Judge Michel turns to damage apportionment issues, and refers to the paper by William Rooklidge, available at http://www.patentsmatter.com.

At page 2 of his letter, Judge Michel notes that the average patent trial takes 11 months from filing to opinion. He suggests that with the third appeal pathway this time might possibly double, and observes "such extended delays would be intolerable from the standpoint of the corporate litigants." [emphasis added]

**Separately

Gene Quinn at PLI's patentcenter wrote about the letter of five Republican Senators to Leahy noting that now that a specific patent reform proposal is up for consideration further hearings are appropriate to obtain information and insight relative to the specific reform changes proposed. The input of Judge Michel is directed to the SPECIFIC reform changes proposed.

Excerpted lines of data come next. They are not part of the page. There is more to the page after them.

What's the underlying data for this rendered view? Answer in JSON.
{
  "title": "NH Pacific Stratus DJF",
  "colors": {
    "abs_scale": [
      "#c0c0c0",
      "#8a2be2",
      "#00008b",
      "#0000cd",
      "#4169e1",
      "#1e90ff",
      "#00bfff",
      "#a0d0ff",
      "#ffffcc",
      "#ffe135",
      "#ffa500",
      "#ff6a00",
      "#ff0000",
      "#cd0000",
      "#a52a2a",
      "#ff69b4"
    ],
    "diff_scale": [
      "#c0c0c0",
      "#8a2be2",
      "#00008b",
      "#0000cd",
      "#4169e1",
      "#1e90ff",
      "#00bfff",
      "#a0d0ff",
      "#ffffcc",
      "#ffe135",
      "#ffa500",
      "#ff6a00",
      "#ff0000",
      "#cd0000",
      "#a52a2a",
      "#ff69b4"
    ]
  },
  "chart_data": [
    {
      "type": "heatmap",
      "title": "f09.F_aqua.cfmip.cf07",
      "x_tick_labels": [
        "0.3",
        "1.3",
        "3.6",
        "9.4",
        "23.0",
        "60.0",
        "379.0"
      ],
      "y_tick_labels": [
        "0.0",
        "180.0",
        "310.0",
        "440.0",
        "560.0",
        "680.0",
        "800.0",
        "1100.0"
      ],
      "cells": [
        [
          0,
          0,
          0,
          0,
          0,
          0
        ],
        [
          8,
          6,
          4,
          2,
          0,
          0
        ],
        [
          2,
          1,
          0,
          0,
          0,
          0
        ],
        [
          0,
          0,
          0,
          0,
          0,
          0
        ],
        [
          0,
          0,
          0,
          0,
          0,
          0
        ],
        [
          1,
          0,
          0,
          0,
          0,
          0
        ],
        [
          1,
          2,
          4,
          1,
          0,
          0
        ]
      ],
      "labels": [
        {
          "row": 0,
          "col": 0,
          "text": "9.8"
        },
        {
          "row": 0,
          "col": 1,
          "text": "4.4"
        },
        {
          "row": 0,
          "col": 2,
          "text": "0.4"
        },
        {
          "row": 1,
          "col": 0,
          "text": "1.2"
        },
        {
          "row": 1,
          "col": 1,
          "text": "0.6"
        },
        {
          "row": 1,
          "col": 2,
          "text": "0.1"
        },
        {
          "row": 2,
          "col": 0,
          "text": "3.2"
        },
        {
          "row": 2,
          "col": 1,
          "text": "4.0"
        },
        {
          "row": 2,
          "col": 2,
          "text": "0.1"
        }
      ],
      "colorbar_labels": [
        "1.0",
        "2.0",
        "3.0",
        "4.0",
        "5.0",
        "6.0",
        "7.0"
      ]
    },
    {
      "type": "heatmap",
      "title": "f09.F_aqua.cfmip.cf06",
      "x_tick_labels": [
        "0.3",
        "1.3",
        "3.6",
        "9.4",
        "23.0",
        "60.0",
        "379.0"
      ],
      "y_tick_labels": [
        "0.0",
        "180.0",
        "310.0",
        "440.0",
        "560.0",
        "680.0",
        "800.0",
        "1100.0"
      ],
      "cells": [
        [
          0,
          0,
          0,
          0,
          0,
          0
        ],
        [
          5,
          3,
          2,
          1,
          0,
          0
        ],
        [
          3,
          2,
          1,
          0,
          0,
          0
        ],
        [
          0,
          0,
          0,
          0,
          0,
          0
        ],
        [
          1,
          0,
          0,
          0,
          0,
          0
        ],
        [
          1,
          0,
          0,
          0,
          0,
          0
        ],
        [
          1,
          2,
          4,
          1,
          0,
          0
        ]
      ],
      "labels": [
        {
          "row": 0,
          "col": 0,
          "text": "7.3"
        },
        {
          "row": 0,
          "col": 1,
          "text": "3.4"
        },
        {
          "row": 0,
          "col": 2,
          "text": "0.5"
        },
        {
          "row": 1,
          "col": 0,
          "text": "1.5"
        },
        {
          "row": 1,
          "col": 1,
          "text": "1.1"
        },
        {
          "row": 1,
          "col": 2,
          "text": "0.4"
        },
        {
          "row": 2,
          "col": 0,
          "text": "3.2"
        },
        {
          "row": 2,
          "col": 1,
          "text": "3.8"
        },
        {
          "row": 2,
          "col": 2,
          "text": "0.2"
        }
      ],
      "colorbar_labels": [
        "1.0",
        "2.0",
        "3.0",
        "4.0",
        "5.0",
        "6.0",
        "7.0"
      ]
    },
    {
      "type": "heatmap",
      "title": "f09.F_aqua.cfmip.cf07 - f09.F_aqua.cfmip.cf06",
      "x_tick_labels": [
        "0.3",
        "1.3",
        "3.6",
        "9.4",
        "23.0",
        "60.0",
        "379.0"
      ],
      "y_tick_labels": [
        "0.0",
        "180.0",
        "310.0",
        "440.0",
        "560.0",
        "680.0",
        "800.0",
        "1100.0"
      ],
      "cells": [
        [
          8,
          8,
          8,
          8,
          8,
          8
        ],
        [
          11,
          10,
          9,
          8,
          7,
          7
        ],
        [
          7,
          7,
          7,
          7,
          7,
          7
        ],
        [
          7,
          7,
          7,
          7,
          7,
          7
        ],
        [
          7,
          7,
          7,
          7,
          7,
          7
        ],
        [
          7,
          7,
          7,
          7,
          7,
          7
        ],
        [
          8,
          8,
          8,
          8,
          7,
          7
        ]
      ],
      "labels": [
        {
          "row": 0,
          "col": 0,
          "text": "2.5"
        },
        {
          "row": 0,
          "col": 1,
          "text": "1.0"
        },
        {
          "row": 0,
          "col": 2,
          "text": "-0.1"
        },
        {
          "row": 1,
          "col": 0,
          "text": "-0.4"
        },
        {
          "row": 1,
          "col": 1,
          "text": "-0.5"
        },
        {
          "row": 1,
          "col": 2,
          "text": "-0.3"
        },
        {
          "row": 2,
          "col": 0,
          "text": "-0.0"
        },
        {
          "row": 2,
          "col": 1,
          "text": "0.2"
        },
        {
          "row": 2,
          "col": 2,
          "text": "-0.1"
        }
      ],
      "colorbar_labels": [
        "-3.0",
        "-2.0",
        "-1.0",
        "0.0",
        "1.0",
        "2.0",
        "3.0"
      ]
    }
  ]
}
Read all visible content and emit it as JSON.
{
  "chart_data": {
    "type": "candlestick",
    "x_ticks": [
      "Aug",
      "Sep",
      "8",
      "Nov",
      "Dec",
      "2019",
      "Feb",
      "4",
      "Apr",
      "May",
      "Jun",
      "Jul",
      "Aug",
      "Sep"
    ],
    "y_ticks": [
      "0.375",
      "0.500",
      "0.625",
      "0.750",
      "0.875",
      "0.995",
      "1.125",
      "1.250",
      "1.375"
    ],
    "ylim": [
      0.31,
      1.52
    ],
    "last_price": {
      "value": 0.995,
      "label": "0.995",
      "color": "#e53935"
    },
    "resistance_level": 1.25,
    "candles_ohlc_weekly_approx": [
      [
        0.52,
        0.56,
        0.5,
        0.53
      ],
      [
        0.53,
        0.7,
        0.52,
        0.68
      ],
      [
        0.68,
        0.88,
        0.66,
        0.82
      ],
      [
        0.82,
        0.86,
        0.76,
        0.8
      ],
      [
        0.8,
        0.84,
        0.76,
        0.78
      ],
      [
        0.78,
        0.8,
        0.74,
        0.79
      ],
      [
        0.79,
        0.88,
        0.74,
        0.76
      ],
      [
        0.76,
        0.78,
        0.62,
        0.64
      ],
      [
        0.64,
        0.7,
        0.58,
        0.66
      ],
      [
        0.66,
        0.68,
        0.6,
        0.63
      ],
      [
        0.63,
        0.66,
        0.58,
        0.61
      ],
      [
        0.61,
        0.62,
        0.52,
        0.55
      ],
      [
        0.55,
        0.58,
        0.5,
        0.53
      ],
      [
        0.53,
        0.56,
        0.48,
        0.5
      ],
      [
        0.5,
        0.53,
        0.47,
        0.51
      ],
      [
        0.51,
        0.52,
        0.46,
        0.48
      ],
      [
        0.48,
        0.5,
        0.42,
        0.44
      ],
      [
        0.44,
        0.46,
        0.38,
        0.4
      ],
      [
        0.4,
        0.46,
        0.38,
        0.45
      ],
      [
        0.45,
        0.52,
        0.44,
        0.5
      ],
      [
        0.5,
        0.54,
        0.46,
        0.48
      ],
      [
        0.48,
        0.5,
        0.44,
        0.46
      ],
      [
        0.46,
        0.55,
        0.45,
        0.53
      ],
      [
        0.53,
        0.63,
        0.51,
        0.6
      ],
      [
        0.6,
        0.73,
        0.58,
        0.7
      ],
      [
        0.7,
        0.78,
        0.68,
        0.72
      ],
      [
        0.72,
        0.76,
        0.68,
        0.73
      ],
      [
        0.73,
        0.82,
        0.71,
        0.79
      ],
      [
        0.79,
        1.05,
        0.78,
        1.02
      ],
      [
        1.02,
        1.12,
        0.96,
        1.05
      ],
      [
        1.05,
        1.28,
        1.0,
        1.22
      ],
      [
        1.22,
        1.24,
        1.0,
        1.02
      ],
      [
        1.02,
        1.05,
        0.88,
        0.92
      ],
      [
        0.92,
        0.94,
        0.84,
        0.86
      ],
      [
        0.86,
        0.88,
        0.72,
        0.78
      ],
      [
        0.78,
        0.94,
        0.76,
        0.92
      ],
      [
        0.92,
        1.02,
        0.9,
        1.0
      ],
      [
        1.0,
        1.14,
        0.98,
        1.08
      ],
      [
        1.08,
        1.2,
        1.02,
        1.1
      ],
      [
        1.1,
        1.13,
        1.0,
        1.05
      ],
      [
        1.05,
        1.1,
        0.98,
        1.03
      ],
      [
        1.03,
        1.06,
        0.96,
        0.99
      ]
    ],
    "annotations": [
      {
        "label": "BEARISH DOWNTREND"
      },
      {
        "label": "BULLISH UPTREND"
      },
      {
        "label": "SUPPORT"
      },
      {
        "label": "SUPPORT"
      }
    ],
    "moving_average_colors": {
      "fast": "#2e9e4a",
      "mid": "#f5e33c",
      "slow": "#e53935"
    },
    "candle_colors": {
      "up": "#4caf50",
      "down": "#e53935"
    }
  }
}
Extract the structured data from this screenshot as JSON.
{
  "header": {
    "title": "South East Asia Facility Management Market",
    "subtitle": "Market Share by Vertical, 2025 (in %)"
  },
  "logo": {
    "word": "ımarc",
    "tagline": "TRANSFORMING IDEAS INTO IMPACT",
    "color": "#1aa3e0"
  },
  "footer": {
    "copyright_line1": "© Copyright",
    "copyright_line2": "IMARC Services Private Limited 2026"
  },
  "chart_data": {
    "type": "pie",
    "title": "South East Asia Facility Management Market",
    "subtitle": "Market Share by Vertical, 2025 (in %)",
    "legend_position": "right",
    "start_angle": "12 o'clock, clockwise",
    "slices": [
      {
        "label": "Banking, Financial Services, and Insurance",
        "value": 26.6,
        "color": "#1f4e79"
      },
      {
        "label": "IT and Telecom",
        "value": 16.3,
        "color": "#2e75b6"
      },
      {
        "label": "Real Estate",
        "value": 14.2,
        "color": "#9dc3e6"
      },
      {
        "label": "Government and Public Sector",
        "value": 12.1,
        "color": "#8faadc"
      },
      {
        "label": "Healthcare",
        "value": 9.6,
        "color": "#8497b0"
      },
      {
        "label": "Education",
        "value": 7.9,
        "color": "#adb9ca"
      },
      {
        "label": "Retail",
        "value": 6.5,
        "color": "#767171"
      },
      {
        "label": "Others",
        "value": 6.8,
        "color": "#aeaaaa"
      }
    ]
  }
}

In a different post, Quinn writes about KSR v. Teleflex:

In a pre-KSR world it would seem that this baseball glove patent [US 6,571,394] could not have issued, or at least one would hope that if KSR gets applied on any level it could at least be applied in a way that would prevent the issuance of obscure, wacky and weird patents. For the time being we can certainly observe that the KSR standard, which provides little or no object guidance regarding when references should be combined in the absence of a teaching, suggestion or motivation, should address “inventions” like this one and perhaps make it harder for invention scams to exist.

On one level the KSR is a wonderful decision because it make this and other quasi-inventions unpatentable, thereby returning credibility to the term “patented.” On many other levels, however, KSR remains troubling for me. The lack of any real guidance suggests that clients are in for some challenging and uncertain times. While uncertainty may be a good thing for those who bill by the hour, I wonder about the damage that could be done because it seems that now an examiner can reject claims for virtually any reason under KSR. It seems to me that the Supreme Court took out and discharged an elephant gun, but was aiming not at an elephant, but a much smaller mammal. Not necessarily a mouse, but certainly not an elephant. This suggests to me that there will be collateral damage, but just how much damage remains to be seen.


IPBiz notes that KSR allowed the phrase "common sense" to be substituted for reasoning which was written down and reviewable. In that sense, it was a step backward for objective analysis. And people are still debating whether the TSM test has been eliminated. The KSR decision was not a model of clarity. But "uncertainty may be a good thing for those who bill by the hour," so don't expect much complaining from those who benefit.